Hong Kong passe d’expérimentations limitées à une couverture globale et systématique de la chaîne de valeur en matière de régulation des actifs virtuels, avec un cadre réglementaire de plus en plus abouti.
En s’appuyant sur le cadre CARF et les tendances réglementaires de Hong Kong, cet article analyse les effets possibles de la mise en œuvre du CARF pour quatre catégories d’acteurs du marché : plateformes de trading de crypto-actifs, investisseurs individuels, dépositaires et intermédiaires financiers traditionnels.
Si le CARF est légiféré à Hong Kong, les plateformes de trading crypto agréées et autres prestataires de services sur crypto-actifs qualifiés pourraient être considérés comme RCASP. Ces plateformes devront effectuer une due diligence fiscale sur leurs clients, vérifier la résidence fiscale et collecter puis déclarer les informations de compte et de transaction conformément aux exigences du CARF. Concrètement, elles devront mettre à jour leurs procédures KYC, ajouter de nouveaux champs de données et renforcer leurs systèmes internes pour générer des rapports conformes. Le respect de ces obligations pourrait accroître les coûts de conformité et la charge opérationnelle, mais permettra aussi de renforcer le filtrage des clients et le contrôle interne, optimisant l’environnement de trading.

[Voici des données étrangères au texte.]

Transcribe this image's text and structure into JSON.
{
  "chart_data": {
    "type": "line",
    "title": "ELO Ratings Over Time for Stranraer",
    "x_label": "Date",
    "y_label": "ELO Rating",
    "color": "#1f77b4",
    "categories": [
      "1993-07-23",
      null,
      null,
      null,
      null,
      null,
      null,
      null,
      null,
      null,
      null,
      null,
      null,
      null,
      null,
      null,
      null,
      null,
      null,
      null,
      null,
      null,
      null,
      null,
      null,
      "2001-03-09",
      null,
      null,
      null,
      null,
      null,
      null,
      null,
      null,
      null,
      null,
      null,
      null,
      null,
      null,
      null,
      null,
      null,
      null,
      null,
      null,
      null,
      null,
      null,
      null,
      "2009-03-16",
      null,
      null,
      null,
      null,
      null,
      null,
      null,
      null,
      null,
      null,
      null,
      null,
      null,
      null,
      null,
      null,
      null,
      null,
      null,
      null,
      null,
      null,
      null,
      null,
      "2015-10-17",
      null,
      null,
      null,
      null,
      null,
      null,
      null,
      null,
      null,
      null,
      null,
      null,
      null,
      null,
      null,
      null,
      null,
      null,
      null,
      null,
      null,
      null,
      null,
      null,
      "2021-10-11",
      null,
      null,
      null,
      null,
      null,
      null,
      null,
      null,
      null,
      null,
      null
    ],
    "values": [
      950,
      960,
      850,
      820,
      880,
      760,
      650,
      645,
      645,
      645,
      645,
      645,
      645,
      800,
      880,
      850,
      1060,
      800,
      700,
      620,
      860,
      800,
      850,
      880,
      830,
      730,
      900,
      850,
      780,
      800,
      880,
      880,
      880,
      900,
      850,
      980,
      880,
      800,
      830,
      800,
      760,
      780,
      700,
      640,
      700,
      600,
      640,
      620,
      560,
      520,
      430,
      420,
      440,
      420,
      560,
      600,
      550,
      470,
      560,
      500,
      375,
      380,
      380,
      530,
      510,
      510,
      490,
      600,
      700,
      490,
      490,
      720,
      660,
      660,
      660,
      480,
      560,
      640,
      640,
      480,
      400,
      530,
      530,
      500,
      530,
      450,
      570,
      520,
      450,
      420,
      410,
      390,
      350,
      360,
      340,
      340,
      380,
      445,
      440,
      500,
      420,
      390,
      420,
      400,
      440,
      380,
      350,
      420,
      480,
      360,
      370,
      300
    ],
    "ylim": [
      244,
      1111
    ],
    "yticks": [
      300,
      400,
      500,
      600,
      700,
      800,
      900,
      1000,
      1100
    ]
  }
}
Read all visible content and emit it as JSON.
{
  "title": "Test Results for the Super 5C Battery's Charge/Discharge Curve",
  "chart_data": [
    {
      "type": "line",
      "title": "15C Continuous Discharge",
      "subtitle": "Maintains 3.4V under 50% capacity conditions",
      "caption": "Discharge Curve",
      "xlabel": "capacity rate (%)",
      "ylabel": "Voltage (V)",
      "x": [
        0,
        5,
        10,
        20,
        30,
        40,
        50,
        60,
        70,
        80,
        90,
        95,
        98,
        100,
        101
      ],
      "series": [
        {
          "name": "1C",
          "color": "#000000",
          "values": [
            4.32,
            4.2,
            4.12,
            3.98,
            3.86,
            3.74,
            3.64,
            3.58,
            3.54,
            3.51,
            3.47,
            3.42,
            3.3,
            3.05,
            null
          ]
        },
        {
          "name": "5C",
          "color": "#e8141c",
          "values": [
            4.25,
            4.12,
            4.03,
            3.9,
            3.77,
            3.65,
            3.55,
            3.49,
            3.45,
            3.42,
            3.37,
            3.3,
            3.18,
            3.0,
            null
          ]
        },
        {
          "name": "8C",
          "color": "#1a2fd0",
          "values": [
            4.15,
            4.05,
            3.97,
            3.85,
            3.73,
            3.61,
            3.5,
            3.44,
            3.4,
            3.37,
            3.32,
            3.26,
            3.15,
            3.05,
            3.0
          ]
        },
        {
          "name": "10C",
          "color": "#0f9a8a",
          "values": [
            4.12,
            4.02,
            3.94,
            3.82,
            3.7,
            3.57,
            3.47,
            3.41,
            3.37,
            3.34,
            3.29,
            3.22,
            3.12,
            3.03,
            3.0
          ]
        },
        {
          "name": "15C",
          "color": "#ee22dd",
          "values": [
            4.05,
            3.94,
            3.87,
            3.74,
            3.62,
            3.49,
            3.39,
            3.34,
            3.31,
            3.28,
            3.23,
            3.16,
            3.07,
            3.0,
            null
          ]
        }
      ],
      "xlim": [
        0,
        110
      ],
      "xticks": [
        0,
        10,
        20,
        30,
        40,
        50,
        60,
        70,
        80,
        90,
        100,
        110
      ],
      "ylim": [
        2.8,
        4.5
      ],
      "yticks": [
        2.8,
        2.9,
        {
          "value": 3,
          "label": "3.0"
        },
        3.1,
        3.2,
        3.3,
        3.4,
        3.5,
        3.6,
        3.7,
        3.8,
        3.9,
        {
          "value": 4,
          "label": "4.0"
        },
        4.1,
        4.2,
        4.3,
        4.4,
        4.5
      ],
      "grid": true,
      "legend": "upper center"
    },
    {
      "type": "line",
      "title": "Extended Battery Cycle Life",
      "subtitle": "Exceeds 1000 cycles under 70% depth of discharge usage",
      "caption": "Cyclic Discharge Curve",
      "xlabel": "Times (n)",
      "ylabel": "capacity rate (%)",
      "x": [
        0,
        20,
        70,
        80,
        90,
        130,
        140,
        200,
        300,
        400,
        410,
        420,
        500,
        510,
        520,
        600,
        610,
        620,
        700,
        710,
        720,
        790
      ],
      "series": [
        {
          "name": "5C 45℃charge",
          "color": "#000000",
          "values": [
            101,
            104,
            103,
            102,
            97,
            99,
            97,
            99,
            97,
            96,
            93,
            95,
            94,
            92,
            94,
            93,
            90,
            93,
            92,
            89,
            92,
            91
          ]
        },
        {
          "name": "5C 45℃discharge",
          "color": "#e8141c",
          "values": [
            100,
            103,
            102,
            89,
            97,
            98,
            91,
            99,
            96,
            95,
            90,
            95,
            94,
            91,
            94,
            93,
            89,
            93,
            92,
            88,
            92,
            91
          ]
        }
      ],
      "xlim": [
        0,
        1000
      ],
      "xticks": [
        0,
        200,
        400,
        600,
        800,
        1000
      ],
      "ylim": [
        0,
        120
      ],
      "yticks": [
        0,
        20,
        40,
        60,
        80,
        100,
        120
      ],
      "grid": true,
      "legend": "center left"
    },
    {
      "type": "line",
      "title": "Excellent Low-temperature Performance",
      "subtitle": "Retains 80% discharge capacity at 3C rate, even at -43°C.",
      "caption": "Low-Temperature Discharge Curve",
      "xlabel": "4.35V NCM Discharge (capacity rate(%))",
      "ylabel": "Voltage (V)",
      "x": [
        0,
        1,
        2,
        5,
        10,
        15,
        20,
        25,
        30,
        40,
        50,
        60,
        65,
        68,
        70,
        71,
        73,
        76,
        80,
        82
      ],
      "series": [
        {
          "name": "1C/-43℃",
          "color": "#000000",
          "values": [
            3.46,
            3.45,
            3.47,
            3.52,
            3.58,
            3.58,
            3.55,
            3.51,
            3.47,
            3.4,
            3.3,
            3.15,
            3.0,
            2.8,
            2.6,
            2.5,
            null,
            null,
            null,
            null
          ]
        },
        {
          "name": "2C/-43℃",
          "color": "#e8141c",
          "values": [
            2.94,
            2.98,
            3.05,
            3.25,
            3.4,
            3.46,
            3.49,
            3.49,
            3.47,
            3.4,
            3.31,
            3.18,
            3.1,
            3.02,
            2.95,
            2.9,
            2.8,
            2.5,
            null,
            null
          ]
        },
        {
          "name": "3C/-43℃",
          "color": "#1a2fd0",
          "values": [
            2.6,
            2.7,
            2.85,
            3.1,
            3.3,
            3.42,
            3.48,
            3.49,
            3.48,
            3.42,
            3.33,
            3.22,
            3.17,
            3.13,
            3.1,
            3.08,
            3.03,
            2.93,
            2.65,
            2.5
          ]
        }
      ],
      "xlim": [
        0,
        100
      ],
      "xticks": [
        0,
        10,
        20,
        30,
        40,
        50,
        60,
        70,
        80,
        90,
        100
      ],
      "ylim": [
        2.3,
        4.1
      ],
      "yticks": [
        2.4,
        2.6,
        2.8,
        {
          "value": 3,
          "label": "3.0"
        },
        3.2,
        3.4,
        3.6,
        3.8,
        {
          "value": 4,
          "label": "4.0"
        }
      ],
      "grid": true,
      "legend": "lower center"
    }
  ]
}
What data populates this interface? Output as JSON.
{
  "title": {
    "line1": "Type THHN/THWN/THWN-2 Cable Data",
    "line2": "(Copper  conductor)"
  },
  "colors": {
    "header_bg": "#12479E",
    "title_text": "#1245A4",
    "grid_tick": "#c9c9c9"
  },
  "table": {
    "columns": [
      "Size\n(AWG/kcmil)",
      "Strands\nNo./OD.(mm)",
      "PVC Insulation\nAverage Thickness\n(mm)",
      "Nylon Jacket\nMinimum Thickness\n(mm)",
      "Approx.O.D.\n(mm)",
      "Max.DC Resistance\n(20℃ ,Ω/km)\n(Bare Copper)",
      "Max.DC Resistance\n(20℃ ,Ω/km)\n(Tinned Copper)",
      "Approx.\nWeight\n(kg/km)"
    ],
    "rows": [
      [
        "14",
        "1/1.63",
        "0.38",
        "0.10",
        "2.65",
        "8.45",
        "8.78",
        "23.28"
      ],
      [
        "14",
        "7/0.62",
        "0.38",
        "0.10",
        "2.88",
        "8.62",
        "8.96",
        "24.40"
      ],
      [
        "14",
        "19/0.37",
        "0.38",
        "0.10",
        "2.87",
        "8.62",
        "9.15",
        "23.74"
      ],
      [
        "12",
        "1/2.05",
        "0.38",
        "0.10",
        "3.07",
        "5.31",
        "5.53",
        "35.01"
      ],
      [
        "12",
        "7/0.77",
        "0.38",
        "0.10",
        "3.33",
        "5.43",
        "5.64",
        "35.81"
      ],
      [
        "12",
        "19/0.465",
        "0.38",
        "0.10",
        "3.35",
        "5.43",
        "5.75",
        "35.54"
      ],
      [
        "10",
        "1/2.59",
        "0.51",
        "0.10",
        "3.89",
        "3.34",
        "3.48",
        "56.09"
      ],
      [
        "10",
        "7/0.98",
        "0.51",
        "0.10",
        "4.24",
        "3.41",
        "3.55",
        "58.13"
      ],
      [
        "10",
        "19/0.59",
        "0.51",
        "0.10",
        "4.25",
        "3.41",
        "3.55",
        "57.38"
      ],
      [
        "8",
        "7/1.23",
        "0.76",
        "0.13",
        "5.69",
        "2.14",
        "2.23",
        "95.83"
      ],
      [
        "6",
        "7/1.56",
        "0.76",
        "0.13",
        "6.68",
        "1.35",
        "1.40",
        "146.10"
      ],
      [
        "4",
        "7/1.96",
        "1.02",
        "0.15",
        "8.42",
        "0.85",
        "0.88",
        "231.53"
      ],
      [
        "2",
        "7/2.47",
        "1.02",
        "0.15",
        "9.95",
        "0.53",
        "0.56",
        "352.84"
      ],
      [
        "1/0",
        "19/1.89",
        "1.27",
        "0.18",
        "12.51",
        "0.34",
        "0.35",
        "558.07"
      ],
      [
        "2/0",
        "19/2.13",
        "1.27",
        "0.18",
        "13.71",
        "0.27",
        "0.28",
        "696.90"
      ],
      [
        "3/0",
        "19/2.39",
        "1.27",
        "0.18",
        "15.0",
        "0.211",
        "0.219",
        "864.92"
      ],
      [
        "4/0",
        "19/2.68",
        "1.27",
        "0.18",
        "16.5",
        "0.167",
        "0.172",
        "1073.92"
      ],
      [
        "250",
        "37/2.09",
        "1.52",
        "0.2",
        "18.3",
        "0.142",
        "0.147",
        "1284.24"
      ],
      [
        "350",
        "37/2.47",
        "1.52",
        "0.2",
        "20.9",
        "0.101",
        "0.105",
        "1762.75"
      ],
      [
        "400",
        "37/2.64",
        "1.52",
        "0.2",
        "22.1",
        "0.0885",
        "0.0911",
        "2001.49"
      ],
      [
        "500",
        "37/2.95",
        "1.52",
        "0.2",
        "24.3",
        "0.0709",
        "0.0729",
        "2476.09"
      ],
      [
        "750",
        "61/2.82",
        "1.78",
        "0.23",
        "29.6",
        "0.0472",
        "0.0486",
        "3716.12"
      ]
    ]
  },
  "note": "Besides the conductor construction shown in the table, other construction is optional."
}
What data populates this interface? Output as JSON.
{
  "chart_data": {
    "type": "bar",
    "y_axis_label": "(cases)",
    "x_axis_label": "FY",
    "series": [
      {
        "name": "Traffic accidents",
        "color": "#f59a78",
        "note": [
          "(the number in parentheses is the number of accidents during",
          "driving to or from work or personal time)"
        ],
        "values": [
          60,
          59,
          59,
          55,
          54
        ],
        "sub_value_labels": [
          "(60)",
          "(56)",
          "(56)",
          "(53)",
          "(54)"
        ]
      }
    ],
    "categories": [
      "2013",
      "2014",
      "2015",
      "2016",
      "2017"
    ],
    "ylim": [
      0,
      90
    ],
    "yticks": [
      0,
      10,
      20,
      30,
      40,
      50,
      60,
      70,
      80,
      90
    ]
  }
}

Les investisseurs individuels seront probablement les plus directement concernés par la mise en œuvre du CARF. Si un investisseur est résident fiscal de Hong Kong, les transactions crypto — achat, vente, échange ou paiement — réalisées sur des plateformes locales ne seront plus de simples enregistrements internes, mais pourront être automatiquement transmises par l’IRD de Hong Kong aux autorités fiscales étrangères. Pour les non-résidents fiscaux de Hong Kong, les transactions effectuées via des RCASP hongkongais pourraient également être signalées à leurs administrations fiscales d’origine. En résumé, il deviendra de plus en plus difficile pour les investisseurs d’utiliser la décentralisation ou l’anonymat pour échapper à l’imposition sur les transactions crypto.
L’impact du CARF sur les dépositaires de crypto-actifs dépend de la nature de leurs activités. Si un dépositaire propose uniquement une conservation pure (stockage en cold wallet ou reporting de garde) sans faciliter directement le trading client, il pourra être assimilé à une « institution financière dépositaire » avec des obligations principalement sous le CRS. En revanche, s’il propose aussi des services de trading ou d’échange (plateformes intégrées de garde et d’échange), il pourrait relever de la définition RCASP et être soumis aux obligations déclaratives CARF similaires aux plateformes de trading — incluant la due diligence fiscale client et les mécanismes de reporting.
Bien que le CARF cible principalement les RCASP et non les banques ou intermédiaires financiers traditionnels, l’écosystème de conformité de la finance classique peut aussi être impacté. Par exemple, les banques devront évaluer plus systématiquement si leurs clients transfèrent des montants importants via des transactions crypto lors des contrôles AML ou KYC. Les intermédiaires financiers proposant des services de gestion de patrimoine ou de family office devront intégrer les crypto-actifs dans leurs stratégies globales de planification fiscale.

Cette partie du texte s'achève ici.